In 2007 he made the documentary Murder Most Foul about the murders of Brett Goldin and Richard Bloom. “Making it was traumatic — to see that level of grief,” says Jon. “My heart goes out to the families of victims, and to the families of all crime and trauma victims. The perpetrators were doing something deeply horrible, and I wanted to try to understand why. It’s not good enough to say it was simply evil. The deed was evil, but these people were not necessarily sociopaths. A lot of people are doing absolutely horrible things, and the documentary raised questions about how that came to be.” As an ex-South African who has made these two very different documentaries about South Africa, Jon has mixed feelings about his home country. “At first, when I went into exile I just wanted to get on with my new life and forget about the past. But it has become more complex for me — in the post-1994 euphoria I was proud of the transition.” However, he provides a metaphor describing how he feels about South Africa today: “It’s like going to the doctor who says ‘don’t worry, you’ll be fine, but meanwhile knows you have a serious illness. South Africa prefers this kind of doctor, but silence is not a friend of South Africa. I see myself as a friend; and have no problem pointing out the depth of problems in the country,” he says.
Telling our stories
Jon also made the documentary Ochberg Orphans in 2007. The film is about Isaac Ochberg, who saved 200 orphans from poverty and pogroms in Russia in 1921 and brought them to South Africa. It is both a Jewish and a South African story, making it particularly relevant to the South African Jewish community. Jon was interested in telling the tale because “We were brought up without much specific information about pogroms in Europe; but through the Ochberg story, we can understand the details and circumstances of how Jews lived at the time, including the pogroms. Within that, we can see the roots of the Holocaust.”

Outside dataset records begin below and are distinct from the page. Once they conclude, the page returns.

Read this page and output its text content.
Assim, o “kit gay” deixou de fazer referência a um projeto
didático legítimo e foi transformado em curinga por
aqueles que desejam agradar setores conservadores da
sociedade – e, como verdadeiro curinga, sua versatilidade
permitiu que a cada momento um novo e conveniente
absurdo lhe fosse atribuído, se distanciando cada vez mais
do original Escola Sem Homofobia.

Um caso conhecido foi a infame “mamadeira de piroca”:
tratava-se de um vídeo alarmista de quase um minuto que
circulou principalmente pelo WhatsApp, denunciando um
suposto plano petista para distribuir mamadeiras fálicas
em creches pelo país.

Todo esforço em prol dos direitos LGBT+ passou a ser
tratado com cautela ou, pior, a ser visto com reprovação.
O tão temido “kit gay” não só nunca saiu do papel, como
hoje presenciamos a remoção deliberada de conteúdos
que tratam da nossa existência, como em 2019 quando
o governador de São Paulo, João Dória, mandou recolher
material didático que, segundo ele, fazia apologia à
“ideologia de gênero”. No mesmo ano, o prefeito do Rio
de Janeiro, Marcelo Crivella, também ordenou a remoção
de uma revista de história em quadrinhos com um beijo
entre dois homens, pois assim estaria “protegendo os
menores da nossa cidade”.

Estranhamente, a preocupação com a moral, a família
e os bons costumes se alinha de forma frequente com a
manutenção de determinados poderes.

For the documentary, Jon interviewed people who were actually there and remember the pogroms, with an average age of nearly 100 years old. “The stories made my blood churn. This wasn’t just the stories of the orphans, but also of a specific era in Eastern Europe. First- hand oral history brings this to life, and history is a way of understanding the world today. If we don’t learn from it, we are doomed to repeat it. If I both entertain and inform, then I am doing something useful”, he says. In terms of advice to young filmmakers who want to succeed in the industry, John says that Jon Blair on set “In one sense it is easier — technology is very low cost and accessible. Be a storyteller. No one has to watch your film, so make it attractive. Don’t ‘dumb down’ or compromise your story. Ask informed questions and make sure your answers both entertain and inform!